Me pongo en la piel del abogado-narrador y me estremezco. Voy a imaginármelo…

Supongamos que dirijo un bufete. Aunque mi profesión es dinámica, mi vida es cómoda. Tengo tres subordinados más o menos eficientes. Su capacidad de trabajo es mediana; depende de la hora del día, de cómo hayan comido y bebido y de cómo durmieron. Son ruidosos, sanguíneos y algo estrafalarios; aún así, me compensan. Mis negocios marchan bien. Necesito más trabajadores.


En ese ambiente, aparece Bartleby y, ¡claro!, le contrato. Frente a los altibajos de los demás, me alegro de tener cerca de mí a alguien tan manso, tan lacónico, tan sereno, tan digno, tan aplicado… Pero, ¿cuánto durará mi satisfacción? Antes o después, su presencia sigilosa acabará inquietándome, igual que al abogado-narrador de la historia.



Porque Bartleby es pasivo y silencioso. Bartleby es el silencio. No habla si no es para contestarme, a cualquier cosa que le mande, “Preferiría no hacerlo”. No sé qué lo tiene ocupado en la oficina. No lo sabe nadie. De lo único que estoy segura es de que nunca hará lo que yo “preferiría” que hiciera.

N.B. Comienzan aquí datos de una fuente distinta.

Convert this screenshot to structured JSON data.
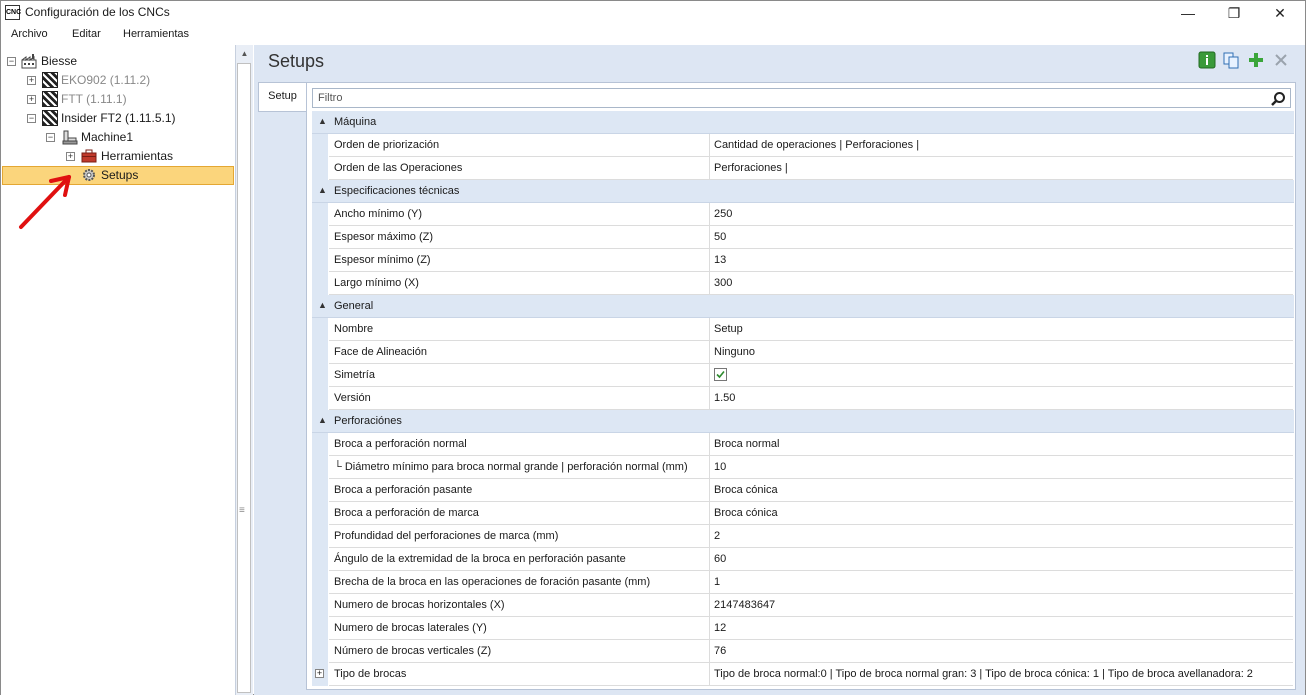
{
  "window": {
    "title": "Configuración de los CNCs",
    "app_icon_text": "CNC",
    "minimize": "—",
    "maximize": "❐",
    "close": "✕"
  },
  "menu": [
    "Archivo",
    "Editar",
    "Herramientas"
  ],
  "tree": {
    "root": "Biesse",
    "machines": [
      {
        "label": "EKO902 (1.11.2)",
        "enabled": false
      },
      {
        "label": "FTT (1.11.1)",
        "enabled": false
      },
      {
        "label": "Insider FT2 (1.11.5.1)",
        "enabled": true
      }
    ],
    "machine_child": "Machine1",
    "tools": "Herramientas",
    "setups": "Setups"
  },
  "panel": {
    "title": "Setups",
    "tab": "Setup",
    "filter_placeholder": "Filtro"
  },
  "categories": [
    {
      "name": "Máquina",
      "rows": [
        {
          "name": "Orden de priorización",
          "value": "Cantidad de operaciones | Perforaciones |"
        },
        {
          "name": "Orden de las Operaciones",
          "value": "Perforaciones |"
        }
      ]
    },
    {
      "name": "Especificaciones técnicas",
      "rows": [
        {
          "name": "Ancho mínimo (Y)",
          "value": "250"
        },
        {
          "name": "Espesor máximo (Z)",
          "value": "50"
        },
        {
          "name": "Espesor mínimo (Z)",
          "value": "13"
        },
        {
          "name": "Largo mínimo (X)",
          "value": "300"
        }
      ]
    },
    {
      "name": "General",
      "rows": [
        {
          "name": "Nombre",
          "value": "Setup"
        },
        {
          "name": "Face de Alineación",
          "value": "Ninguno"
        },
        {
          "name": "Simetría",
          "value": "",
          "checkbox": true
        },
        {
          "name": "Versión",
          "value": "1.50"
        }
      ]
    },
    {
      "name": "Perforaciónes",
      "rows": [
        {
          "name": "Broca a perforación normal",
          "value": "Broca normal"
        },
        {
          "name": "└ Diámetro mínimo para broca normal grande | perforación normal (mm)",
          "value": "10"
        },
        {
          "name": "Broca a perforación pasante",
          "value": "Broca cónica"
        },
        {
          "name": "Broca a perforación de marca",
          "value": "Broca cónica"
        },
        {
          "name": "Profundidad del perforaciones de marca (mm)",
          "value": "2"
        },
        {
          "name": "Ángulo de la extremidad de la broca en perforación pasante",
          "value": "60"
        },
        {
          "name": "Brecha de la broca en las operaciones de foración pasante (mm)",
          "value": "1"
        },
        {
          "name": "Numero de brocas horizontales (X)",
          "value": "2147483647"
        },
        {
          "name": "Numero de brocas laterales (Y)",
          "value": "12"
        },
        {
          "name": "Número de brocas verticales (Z)",
          "value": "76"
        },
        {
          "name": "Tipo de brocas",
          "value": "Tipo de broca normal:0  |  Tipo de broca normal gran: 3  |  Tipo de broca cónica: 1  |  Tipo de broca avellanadora: 2",
          "expandable": true
        }
      ]
    }
  ]
}
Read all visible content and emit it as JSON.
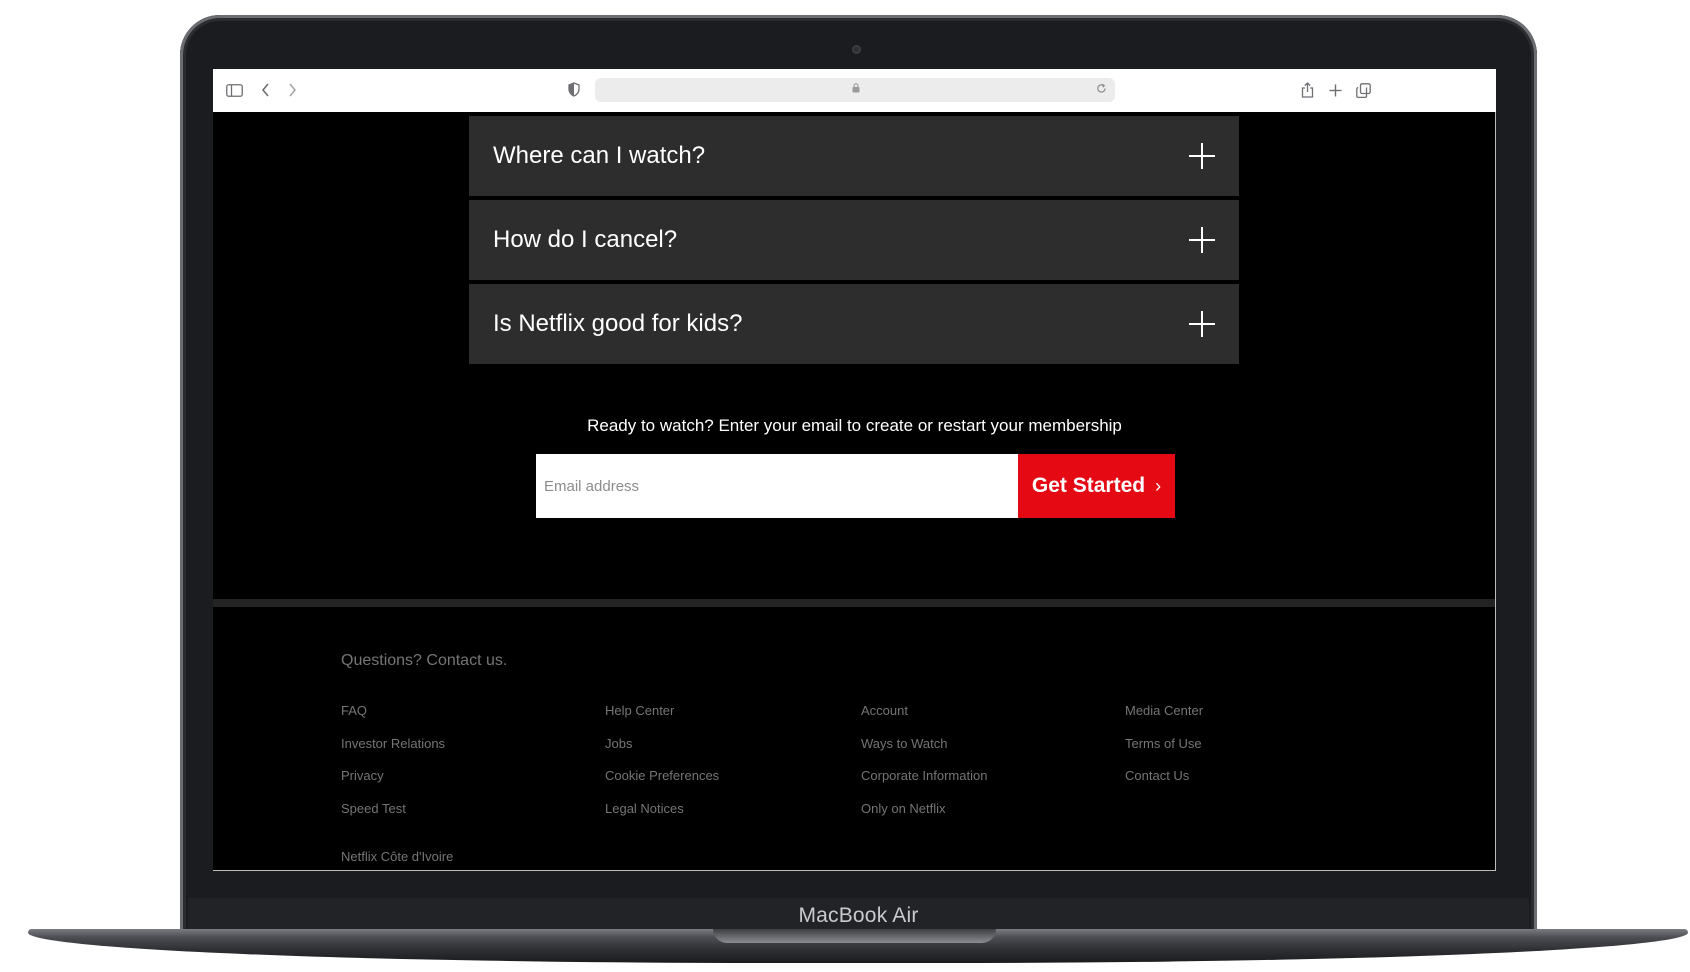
{
  "device": {
    "label": "MacBook Air"
  },
  "browser": {
    "sidebar_icon": "sidebar-icon",
    "back_icon": "chevron-left-icon",
    "forward_icon": "chevron-right-icon",
    "privacy_icon": "shield-icon",
    "lock_icon": "lock-icon",
    "reload_icon": "reload-icon",
    "share_icon": "share-icon",
    "new_tab_icon": "plus-icon",
    "tabs_icon": "tabs-overview-icon",
    "url": ""
  },
  "faq": {
    "items": [
      {
        "question": "Where can I watch?"
      },
      {
        "question": "How do I cancel?"
      },
      {
        "question": "Is Netflix good for kids?"
      }
    ]
  },
  "cta": {
    "text": "Ready to watch? Enter your email to create or restart your membership",
    "email_placeholder": "Email address",
    "email_value": "",
    "button_label": "Get Started",
    "button_chevron": "›",
    "button_color": "#e50914"
  },
  "footer": {
    "contact": "Questions? Contact us.",
    "columns": [
      [
        "FAQ",
        "Investor Relations",
        "Privacy",
        "Speed Test"
      ],
      [
        "Help Center",
        "Jobs",
        "Cookie Preferences",
        "Legal Notices"
      ],
      [
        "Account",
        "Ways to Watch",
        "Corporate Information",
        "Only on Netflix"
      ],
      [
        "Media Center",
        "Terms of Use",
        "Contact Us"
      ]
    ],
    "country": "Netflix Côte d'Ivoire"
  }
}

No pido demasiado. Sólo quiero que Bartleby se adapte, que colabore conmigo y con los demás. Su integración, no obstante, es imposible. De alguna manera, acaba tocando lo más primitivo de mí, lo más inconsciente. Y alterándolo. Esto sólo puede acabar en desastre. Si no se lleva bien con los demás, que se desahogue conmigo, por lo menos. Que me cuente cómo era su vida antes de aparecer por aquí, para que yo le pueda pedir ayuda a alguien. Que me diga cómo es su familia. Que confiese a qué se dedicaba antes de trabajar para mí. O eso, o que se marche.


Pero, nada: no hay forma. Hablar sería pactar, ser razonable, y Bartleby no lo es. No va a retroceder a su pasado ni va a irse de aquí. Nunca jamás. Lo único que puedo deducir es que él preferiría no contármelo.


O sea, que no hablará; de ninguna manera. El resultado es que no puedo conocerle. No puede conocerle nadie. Bartleby es un jeroglífico humano; un misterio. Es tan reservado, que le tengo miedo. Empiezo a creer que su presencia es muda por maldad. Que su misterio encierra algo maligno. Y, así, él continúa solo, huidizo, sosegado, mientras yo me desquicio tratando de adivinar qué está pensando cuando se queda plantado de pie, tras su biombo. Su espíritu se ha encadenado a esta pequeña oficina. Se diría que, aquí, ha alcanzado su destino; que ha llegado a donde tenía que llegar ─a mí─ y que ya no tiene nada más que hacer, salvo callarse. Su aventura es escueta: se limita a la que vive entre mis cuatro paredes, grises e implacables como el mar de Moby Dick.


¡Qué duro papel el del narrador! Si me pongo en su piel, yo también tengo que agarrarme al único rumor que circula sobre el pasado de Bartleby. Antes de que llegara a mi casa ─he oído que dicen─ Bartleby trabajaba en la oficina de cartas muertas de Washington; entre esas cartas condenadas al silencio que, según Melville, contienen “esperanza para quien muere desesperado”…


O no hay destinatario, o no podemos acceder a él. No hay comunicación ni integración posibles. Ni para esas cartas ni para Bartleby, que representa aquí a la humanidad. Según David H. Lawrence en "Studies in classic american literature", al autor le sucedía algo parecido. “Melville es un vikingo que al hacerse a la mar, en realidad se dirige a su morada. No puede aceptar la humanidad. No puede pertenecer a la humanidad. No puede…”



Yo no soy tan pesimista. Aún creo que lo que escribo puede llegarle a alguien. Sin embargo, después de leer este libro, igual que el oficial de la Oficina de Registros del Estado de Nueva York, tengo que exclamar: “¡Oh, Bartleby! ¡Oh, humanidad!